J.-P. D. : La nature philosophique de ces deux problèmes n’est pas identique. Pour ce qui est de l’arme nucléaire, la compréhension du danger est simple : l’utilisation de la bombe est un événement ponctuel. Mes collègues de l’université Stanford, William Perry, Martin Hellman et Barton Bernstein, spécialistes de géostratégie, estiment que la probabilité qu’il y ait un échange de frappes nucléaires entre les États-Unis et la Corée du Nord d’ici à la fin du mandat de Donald Trump est comprise entre 33 % et 50 %. Il me paraît plus qu’improbable qu’un nouvel usage de cette arme n’ait pas lieu avant la fin du XXIe siècle. Nous comprenons tous ce que cela signifie : des centaines de milliers, voire des millions de morts de civils, et des retombées radioactives. Mais le changement climatique n’est pas un événement, c’est un processus diffus aux manifestations protéiformes. Nous constatons que la température moyenne de la planète augmente, que les sécheresses, les ouragans ou les pluies diluviennes se multiplient, mais nous ne saurions dire si tel ou tel ouragan a pour cause directe le changement climatique. Kim Jong-un ou Donald Trump peuvent choisir d’appuyer sur leur bouton, mais nul ne peut arrêter ni aggraver seul le climat planétaire, ce qui renforce notre trouble, car les responsabilités sont diluées.
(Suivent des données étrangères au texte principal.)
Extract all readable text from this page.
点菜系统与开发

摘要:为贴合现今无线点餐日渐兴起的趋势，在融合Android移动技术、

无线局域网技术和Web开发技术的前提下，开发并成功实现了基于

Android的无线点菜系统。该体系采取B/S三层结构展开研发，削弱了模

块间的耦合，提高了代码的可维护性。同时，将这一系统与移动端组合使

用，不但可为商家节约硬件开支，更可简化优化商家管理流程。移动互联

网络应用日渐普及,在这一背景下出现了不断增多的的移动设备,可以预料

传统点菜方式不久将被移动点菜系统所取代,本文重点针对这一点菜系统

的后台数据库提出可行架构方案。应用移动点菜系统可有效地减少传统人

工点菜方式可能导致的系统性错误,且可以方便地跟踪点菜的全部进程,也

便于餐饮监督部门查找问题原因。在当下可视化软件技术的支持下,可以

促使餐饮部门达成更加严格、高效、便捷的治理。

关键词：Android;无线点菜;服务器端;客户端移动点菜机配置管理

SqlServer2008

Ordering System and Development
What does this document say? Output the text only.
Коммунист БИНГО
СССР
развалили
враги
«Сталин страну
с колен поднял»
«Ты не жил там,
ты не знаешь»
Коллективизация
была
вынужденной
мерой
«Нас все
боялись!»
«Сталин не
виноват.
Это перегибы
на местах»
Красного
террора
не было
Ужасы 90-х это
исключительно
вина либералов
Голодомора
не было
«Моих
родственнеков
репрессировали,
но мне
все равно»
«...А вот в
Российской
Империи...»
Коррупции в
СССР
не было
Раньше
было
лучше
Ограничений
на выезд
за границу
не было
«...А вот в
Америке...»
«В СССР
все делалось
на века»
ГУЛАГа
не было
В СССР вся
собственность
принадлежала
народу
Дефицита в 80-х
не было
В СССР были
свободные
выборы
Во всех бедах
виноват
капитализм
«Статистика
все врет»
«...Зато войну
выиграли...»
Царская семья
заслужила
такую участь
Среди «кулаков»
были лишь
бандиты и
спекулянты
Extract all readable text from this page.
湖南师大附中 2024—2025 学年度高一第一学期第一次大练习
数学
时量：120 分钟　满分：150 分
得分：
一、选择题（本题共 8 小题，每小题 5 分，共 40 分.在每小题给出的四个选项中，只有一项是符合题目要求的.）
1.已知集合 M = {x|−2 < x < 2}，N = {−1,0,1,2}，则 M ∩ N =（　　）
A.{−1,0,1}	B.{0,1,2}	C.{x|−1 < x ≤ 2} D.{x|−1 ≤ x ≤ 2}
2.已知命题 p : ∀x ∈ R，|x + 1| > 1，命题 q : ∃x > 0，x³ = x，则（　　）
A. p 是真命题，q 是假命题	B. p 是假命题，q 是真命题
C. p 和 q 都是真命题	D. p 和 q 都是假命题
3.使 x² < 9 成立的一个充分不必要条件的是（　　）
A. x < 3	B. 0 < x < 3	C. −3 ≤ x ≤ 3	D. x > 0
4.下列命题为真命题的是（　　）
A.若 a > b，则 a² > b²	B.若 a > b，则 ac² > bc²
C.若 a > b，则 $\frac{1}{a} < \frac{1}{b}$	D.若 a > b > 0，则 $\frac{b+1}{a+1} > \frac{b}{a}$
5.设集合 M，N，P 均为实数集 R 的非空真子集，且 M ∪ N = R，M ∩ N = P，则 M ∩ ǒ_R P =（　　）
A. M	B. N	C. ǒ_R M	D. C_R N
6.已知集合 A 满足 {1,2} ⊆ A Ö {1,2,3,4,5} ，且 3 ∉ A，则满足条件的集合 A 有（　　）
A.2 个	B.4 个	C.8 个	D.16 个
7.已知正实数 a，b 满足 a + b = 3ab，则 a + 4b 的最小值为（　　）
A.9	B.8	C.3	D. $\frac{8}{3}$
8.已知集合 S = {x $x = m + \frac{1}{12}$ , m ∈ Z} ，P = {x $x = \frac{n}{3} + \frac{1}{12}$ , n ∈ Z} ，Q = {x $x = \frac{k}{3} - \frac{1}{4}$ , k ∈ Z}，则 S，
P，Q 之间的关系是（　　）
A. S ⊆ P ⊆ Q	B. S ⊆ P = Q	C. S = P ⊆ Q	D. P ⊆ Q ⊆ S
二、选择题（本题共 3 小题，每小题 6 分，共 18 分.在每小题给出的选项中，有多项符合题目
J. B. : Attardons-nous sur le problème de l’arme atomique. Les spécialistes de stratégie militaire expliquent que cette arme a principalement une fonction dissuasive. Mais à mon sens, personne ne comprend ce que signifie la dissuasion, car ce n’est pas clair. En préambule, je dois rappeler que la côte Ouest est très liée à l’histoire de l’arme nucléaire. Robert Oppenheimer, qui a dirigé les équipes qui ont construit la première bombe A à Los Alamos, fut chercheur à Berkeley et à Caltech. Le laboratoire de Livermore, où Edward Teller mit au point plus tard la première bombe H, se trouve en Californie. Je suis allé visiter Livermore et j’ai été frappé par la petitesse de ces bombes, qui ressemblent à des objets d’art. J’en ai vu plusieurs, sous verre, dans un lieu protégé qui s’apparente à l’intérieur d’un temple antique. Je fus aussi étonné par l’attitude des chercheurs : ils étaient vraiment très fiers de leurs créations, comme des parents qui exhibent leur nourrisson adoré. Pensez donc. Tant de puissance dans un si petit volume. Pour en revenir à la dissuasion, elle comporte un défaut. Sa logique de base est élémentaire : « Si tu me frappes, je te frapperai plus fort. » Mais cela signifie que, pour être dissuasif, vous devez détenir un plus grand pouvoir de destruction que votre adversaire. Durant la guerre froide, si les Américains avaient une tête nucléaire, il fallait que les Russes en aient deux. Donc il fallait que les Américains en aient trois. Donc il fallait que les Russes en aient quatre. Et ainsi de suite. On est arrivé au chiffre de 70 000 têtes nucléaires pour chacune des deux superpuissances… Je rappelle cela parce que la plupart des analystes vous disent que la dissuasion crée un équilibre, alors qu’en réalité, elle génère une émulation, elle pousse à l’escalade, ce qui la rend intrinsèquement menaçante.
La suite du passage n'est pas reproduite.